BMC Veterinary Research ◽

10.1186/s12917-019-2178-0 ◽

2019 ◽

Vol 15 (1) ◽

Cited By ~ 4

Author(s):

Rashmi Thakur ◽

Rajnish Sharma ◽

R. S. Aulakh ◽

J. P. S. Gill ◽

B. B. Singh

Keyword(s):

Toxoplasma Gondii ◽

Management Practices ◽

Significant Risk ◽

Significant Risk Factor ◽

North India ◽

Type I ◽

Food Borne ◽

Northern Regions ◽

Slaughter Pigs ◽

Almost All

Abstract Background Toxoplasma gondii, an important food borne zoonotic parasite, infects almost all warm-blooded animals including pigs. People primarily become infected with T. gondii via consuming meat of infected animals. Status of T. gondii is largely unknown in pigs in India including northern regions. We, therefore, determined the prevalence of T. gondii infection in pigs from North India. Results DNA of T. gondii was detected in 6.7% (54/810) of the tested slaughter pigs. Highest prevalence was observed in pigs from Punjab (8.2%) followed by Chandigarh (5.3%) and Uttarakhand (4.8%). Phylogenetic analysis revealed that the isolates from pigs had 96–100% nucleotide identity with Type I RH strain (AF179871), 96–99.7% with VEG type III strain (LN714499) and 67–72% with type II ME 49 strain (XM002370240).

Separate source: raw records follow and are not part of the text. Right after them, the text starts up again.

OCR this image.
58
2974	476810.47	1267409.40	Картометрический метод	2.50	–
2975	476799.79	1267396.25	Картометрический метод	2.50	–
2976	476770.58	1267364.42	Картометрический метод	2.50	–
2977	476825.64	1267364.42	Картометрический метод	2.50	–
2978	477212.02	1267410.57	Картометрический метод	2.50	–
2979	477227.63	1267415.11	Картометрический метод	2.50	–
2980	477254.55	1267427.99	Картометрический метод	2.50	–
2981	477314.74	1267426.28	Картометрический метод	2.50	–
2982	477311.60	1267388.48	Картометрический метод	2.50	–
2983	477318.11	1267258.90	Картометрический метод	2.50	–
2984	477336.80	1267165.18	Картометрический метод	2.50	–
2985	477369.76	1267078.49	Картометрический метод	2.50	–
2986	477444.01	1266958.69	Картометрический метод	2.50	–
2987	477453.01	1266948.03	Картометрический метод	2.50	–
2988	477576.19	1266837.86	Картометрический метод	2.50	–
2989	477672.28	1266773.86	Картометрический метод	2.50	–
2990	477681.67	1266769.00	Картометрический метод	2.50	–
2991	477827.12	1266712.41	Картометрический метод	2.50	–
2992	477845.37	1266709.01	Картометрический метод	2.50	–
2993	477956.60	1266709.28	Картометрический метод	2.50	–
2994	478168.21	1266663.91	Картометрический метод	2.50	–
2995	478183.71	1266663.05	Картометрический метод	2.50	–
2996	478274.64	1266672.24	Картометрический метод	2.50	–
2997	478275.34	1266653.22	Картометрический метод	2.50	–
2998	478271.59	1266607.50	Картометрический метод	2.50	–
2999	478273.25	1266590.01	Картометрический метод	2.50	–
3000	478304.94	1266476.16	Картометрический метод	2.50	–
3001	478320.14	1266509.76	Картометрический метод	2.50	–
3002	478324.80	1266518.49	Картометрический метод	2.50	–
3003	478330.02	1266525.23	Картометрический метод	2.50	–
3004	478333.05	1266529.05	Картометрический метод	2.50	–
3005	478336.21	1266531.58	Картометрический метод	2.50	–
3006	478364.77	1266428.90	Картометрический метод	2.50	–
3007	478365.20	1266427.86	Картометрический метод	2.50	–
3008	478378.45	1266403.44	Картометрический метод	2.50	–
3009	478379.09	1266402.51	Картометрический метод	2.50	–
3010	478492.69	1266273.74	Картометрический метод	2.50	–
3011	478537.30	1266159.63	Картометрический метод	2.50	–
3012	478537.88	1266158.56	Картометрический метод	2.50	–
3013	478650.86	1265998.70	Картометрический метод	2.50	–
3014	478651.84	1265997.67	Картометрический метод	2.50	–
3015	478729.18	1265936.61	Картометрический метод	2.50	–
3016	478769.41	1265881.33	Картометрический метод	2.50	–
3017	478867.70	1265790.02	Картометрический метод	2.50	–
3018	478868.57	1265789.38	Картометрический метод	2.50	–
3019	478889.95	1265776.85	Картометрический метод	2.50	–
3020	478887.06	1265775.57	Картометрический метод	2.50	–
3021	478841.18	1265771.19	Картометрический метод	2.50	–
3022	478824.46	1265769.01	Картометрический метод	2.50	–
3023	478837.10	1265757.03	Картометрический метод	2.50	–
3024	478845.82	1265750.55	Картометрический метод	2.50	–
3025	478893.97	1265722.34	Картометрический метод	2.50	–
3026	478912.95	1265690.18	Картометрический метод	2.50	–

However, low level of polymorphism in the targeted B1 gene did not allow the determination of the clonal lineages of the isolates. Antibodies against T. gondii was reported in 48.3% (73/151) of the sera obtained from pigs slaughtered at Chandigarh abattoir, and scavenging by pigs was a significant risk factor. Conclusion Prevalence of T. gondii DNA was low in pigs in North India, however, presence of the parasite warrants food safety concerns. Further studies are required to identify the clonal lineage of T. gondii circulating in pigs reared in North India. Pig farmers should be educated about the hygienic management practices.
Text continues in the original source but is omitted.